For 1:120 and N (1:160) scale, you can use the supplies listed below. They'll probably work for H0 (1:87) too. 1:48 scale lavender should have thicker stems, which would make them too heavy for the method described here. The flower supplies page has more information on supplies you can use.
Read all instructions before starting, as you need to do the first few steps while the glue is still wet.
Take a small bundle of field grass fibers, fold in half and cut straight off.
Turn the bundle over so you're holding the cut end, and cut off a short piece. Discard the rest, or you'll have little bits of field grass all over the place.

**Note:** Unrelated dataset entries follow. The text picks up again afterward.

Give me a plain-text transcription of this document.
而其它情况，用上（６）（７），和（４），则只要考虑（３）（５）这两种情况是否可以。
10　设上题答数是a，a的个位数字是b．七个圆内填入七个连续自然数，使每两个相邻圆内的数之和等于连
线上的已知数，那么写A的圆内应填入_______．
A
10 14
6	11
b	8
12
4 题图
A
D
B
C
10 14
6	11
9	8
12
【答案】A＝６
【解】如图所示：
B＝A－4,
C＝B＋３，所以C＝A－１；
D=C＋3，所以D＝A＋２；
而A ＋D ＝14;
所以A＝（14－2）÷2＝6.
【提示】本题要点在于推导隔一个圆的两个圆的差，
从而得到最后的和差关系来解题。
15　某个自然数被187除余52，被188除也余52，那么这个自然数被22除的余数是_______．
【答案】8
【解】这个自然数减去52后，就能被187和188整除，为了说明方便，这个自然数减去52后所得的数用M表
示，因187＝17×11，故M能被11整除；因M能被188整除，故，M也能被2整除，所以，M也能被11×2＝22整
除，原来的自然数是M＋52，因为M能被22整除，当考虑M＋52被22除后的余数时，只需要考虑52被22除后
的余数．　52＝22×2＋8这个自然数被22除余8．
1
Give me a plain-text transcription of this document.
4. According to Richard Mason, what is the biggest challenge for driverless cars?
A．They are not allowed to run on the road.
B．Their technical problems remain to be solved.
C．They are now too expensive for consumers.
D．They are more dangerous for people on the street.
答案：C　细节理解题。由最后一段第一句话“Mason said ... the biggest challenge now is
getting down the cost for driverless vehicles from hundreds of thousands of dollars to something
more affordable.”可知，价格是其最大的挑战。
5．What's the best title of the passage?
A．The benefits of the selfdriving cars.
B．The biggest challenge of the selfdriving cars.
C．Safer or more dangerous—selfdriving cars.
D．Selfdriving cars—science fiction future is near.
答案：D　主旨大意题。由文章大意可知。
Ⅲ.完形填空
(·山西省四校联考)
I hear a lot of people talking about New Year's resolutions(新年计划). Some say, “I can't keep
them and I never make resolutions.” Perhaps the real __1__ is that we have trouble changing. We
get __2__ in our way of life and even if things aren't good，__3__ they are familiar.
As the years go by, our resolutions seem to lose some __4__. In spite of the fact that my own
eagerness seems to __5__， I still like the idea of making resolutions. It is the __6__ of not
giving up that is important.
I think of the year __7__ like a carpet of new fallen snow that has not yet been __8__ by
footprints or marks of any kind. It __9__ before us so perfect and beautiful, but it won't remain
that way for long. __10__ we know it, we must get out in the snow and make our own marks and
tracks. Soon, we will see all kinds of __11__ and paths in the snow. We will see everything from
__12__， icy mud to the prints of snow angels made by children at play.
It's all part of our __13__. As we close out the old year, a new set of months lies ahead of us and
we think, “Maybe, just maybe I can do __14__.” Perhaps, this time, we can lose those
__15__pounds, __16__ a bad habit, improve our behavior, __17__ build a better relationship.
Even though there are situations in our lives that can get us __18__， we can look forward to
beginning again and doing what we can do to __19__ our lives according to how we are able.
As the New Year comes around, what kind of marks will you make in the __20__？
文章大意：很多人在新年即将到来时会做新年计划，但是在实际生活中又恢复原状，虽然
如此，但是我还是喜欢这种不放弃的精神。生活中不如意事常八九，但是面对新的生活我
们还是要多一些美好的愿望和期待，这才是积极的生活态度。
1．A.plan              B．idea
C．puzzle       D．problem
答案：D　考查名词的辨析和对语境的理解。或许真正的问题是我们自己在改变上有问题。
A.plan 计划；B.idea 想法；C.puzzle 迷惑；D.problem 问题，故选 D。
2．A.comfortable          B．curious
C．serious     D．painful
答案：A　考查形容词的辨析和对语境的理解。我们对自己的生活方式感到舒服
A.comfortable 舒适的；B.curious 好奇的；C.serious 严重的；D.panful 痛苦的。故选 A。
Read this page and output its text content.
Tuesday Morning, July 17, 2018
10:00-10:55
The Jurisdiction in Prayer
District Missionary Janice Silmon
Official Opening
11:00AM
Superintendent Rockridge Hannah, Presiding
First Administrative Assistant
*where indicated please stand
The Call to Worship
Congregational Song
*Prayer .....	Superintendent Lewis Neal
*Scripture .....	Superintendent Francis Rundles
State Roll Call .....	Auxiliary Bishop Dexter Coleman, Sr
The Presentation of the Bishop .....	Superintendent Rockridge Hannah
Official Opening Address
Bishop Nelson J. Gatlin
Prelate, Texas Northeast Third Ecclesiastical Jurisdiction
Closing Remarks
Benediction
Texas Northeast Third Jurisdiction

Work some glue into the cut ends...
... put a drop of glue on the zip-lock bag...
... and stick the bundle in the glue.
While the glue is wet, poke the bundle with a toothpick to spread out the fibres.
I should probably have used a slightly smaller bundle - the bush doesn't have to be this dense.
While the glue dries, repetedly check how your lavender is doing. The fibres tend to obey gravity, and continue shifting downwards, which may be very well if a heavy rain just passed your garden...
If the fibers tends to spread out too much, reverse gravity by suspending the zip-lock bag upside down using reverse tweezers (place them on a book to raise the bag off your work surface). Check again a little later - if the fibers sit too straight now, then turn it right side up again. And so on.
Don't proceed until all the glue has dried clear.
At some point, the bush will probably peel off the bag. In that case, glue it to a toothpick for ease of handling.
Compare your bush to the sketch. If it's too tall, trim it with scissors.
That's more like it!
If you think the green is the wrong shade, take a tiny bit of green paint on a firm paintbrush and paint the bush, trying not to clog it with paint (I didn't paint it this time, but the one in my English cottage garden is painted).
Apply lavender paint to the tips (preferably a little less than shown, so the fibres don't stick together)...
... and apply Nu-foam with a soft brush. (Or dip it - but if the foam is in a bag, using a brush is easier.)
You can skip the foam if you don't have any, but close up it looks better with foam. (Flocking works too, but Nu-foam is better.)
Let the paint dry, then blow on the bush to remove excess foam.
Trim off excess glue around the base.
Remove the toothpick and glue the bush into the setting.